Search code examples
amazon-web-servicesamazon-s3aws-lambda

Do Amazon S3 or Lambda cache files or data by default? How to turn it off?


This seems to be very strange, because as far as I know Amazon S3 and Lambda has nothing to do with caching by default, however in my case it seems so.

I am trying to use AWS Polly to convert text to speech and store the created mp3 files in a S3 bucket. I use AWS Lambda to kick-off Polly.

Now, I've created a AWS Lambda Test which takes the following two properties: ID and Text. ID will be the name of the mp3 file and the text is to be converted. The Text is the same throughout all the steps:

  1. Initially I've run a bad test with ID my-post in which I launched the Lambda several times for the same ID. This resulted in one big audio (18MB) file repeating the provided text over-and-over (boo!).
  2. If I run the Lambda again (only once) with the same text but new ID (e.g.: my-post-2), I get the small audio file reading the text only once (yay!).
  3. Then I deleted both files from S3.
  4. I Ran the Lambda again with ID my-post-2. I got the small file again, as expected.
  5. I ran the Lambda again with ID my-post. I get the big file again.

Now I'm stuck in a state where if I run my Lambda using the original ID (obviously the one I want to use) generates a huge audio file repeating the text several times, but if I use another ID then I'll get the normal sized file, reading the text once.

Here is my function:

import boto3
import os
from contextlib import closing
from boto3.dynamodb.conditions import Key, Attr

def lambda_handler(event, context):

audiopostid = event["audiopostid"]
text = event["text"]
voice = event["voice"] 

rest = text

textBlocks = []
while (len(rest) > 1100):
    begin = 0
    end = rest.find(".", 1000)

    if (end == -1):
        end = rest.find(" ", 1000)

    textBlock = rest[begin:end]
    rest = rest[end:]
    textBlocks.append(textBlock)
textBlocks.append(rest)            

polly = boto3.client('polly')
for textBlock in textBlocks: 
    response = polly.synthesize_speech(
        OutputFormat='mp3',
        Text = textBlock,
        VoiceId = voice
    )

    if "AudioStream" in response:
        with closing(response["AudioStream"]) as stream:
            output = os.path.join("/tmp/", audiopostid)
            with open(output, "a") as file:
                file.write(stream.read())


s3 = boto3.client('s3')
s3.upload_file('/tmp/' + audiopostid, 
  os.environ['BUCKET_NAME'], 
  audiopostid + ".mp3")
s3.put_object_acl(ACL='public-read', 
  Bucket=os.environ['BUCKET_NAME'], 
  Key= audiopostid + ".mp3")

location = s3.get_bucket_location(Bucket=os.environ['BUCKET_NAME'])
region = location['LocationConstraint']

if region is None:
    url_begining = "https://s3.amazonaws.com/"
else:
    url_begining = "https://s3-" + str(region) + ".amazonaws.com/" \

url = url_begining \
        + str(os.environ['BUCKET_NAME']) \
        + "/" \
        + str(audiopostid) \
        + ".mp3"

return

Solution

  • AWS lambda can reuse existing execution container for subsequent lambda invocations. Reusing container keeps content of /tmp directory intact. This is advantageous in many scenarios, since files can be used as a cache shared by multiple lambda invocations.

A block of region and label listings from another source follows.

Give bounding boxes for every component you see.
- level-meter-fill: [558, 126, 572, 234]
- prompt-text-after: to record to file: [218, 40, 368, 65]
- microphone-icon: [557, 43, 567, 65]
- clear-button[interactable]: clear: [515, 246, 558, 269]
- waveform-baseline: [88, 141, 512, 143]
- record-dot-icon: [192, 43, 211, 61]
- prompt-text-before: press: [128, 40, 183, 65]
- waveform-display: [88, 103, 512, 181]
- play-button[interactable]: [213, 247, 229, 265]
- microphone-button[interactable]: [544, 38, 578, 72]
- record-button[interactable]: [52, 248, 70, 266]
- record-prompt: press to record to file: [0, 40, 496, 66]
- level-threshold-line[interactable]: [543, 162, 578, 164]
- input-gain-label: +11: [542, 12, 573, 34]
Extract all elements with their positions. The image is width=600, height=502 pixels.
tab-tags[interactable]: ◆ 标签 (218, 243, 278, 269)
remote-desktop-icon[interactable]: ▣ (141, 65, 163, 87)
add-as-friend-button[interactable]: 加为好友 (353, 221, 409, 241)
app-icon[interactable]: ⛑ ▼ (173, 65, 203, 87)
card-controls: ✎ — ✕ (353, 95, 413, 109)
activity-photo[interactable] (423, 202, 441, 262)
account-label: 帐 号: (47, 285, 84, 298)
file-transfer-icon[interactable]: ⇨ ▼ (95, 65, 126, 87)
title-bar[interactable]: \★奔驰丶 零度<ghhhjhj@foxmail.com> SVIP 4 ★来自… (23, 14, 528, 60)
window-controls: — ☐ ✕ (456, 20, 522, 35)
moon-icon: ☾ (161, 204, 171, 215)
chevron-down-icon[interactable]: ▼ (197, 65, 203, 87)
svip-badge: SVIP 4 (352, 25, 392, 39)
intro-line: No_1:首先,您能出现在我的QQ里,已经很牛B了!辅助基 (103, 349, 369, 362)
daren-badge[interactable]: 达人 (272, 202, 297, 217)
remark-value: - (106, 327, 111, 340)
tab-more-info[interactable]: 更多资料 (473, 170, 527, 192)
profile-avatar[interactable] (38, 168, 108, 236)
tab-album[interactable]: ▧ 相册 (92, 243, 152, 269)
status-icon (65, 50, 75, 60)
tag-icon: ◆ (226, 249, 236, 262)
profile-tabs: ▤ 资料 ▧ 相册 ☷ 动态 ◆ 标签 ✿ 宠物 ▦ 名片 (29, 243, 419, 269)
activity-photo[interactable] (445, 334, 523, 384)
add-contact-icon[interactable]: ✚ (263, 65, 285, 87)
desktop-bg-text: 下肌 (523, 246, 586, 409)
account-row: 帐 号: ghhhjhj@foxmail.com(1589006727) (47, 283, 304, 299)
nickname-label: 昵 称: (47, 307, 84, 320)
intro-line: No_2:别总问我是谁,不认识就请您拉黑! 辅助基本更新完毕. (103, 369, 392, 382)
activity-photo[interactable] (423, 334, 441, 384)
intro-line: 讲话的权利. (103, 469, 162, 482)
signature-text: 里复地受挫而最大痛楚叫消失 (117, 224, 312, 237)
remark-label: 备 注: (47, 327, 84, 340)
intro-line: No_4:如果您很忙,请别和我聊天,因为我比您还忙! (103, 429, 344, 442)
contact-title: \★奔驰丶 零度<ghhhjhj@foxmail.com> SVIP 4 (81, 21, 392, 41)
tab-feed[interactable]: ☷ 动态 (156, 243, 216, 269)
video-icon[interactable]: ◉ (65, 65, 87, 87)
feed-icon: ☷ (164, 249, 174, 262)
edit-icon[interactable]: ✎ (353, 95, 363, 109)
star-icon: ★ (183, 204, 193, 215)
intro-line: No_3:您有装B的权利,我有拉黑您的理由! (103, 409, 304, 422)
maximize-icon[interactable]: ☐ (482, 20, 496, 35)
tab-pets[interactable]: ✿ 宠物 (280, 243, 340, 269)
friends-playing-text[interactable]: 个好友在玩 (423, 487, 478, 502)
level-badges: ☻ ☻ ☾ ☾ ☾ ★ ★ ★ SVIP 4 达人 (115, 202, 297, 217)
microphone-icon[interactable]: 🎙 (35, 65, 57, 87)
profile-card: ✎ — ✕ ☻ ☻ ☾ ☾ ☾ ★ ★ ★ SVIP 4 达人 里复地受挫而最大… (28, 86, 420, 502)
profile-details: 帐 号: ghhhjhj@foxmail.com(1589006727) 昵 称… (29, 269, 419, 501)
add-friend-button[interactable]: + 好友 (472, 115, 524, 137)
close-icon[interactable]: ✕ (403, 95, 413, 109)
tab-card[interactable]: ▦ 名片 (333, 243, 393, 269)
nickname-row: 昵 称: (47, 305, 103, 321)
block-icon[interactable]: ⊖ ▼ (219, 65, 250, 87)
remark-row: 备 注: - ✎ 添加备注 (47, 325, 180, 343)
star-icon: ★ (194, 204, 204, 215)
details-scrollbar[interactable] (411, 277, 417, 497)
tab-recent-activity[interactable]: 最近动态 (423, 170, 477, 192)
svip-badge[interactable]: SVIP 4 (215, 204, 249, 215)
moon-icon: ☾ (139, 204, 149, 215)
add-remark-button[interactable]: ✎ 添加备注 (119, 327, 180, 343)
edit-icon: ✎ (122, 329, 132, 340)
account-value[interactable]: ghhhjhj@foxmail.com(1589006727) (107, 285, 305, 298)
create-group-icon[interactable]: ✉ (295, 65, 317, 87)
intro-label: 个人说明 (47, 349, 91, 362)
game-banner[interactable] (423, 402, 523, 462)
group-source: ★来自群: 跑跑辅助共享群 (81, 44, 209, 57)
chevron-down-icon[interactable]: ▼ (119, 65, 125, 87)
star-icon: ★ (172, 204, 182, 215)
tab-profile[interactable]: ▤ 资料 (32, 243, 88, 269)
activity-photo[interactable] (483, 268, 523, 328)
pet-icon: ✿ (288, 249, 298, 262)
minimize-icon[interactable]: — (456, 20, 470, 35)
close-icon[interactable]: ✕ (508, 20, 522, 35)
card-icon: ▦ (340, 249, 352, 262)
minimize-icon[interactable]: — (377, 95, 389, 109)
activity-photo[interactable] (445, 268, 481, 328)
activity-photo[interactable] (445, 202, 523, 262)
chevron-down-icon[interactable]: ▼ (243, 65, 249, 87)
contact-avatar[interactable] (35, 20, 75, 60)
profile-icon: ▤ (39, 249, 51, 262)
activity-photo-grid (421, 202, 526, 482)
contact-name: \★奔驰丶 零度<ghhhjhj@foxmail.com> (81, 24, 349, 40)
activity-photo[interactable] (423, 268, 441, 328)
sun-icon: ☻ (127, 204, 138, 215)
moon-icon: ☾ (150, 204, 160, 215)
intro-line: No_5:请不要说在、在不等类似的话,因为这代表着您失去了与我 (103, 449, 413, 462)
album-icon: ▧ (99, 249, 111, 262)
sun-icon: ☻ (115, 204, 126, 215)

    But this can cause problem in your case. Because you open file in append mode (open(output, "a")), lamba invoked in reused container just appends new .mp3 file to file from previous invocation(s), making your audio repeaing several times.

    Deleting all existing temporary files (that should not be reused) at the start of lambda function should solve the problem. This will also solve problem with limited (500 MB) disk space, since after executing lambda with several different IDs could leave /tmp full of files with not enough space to write another file.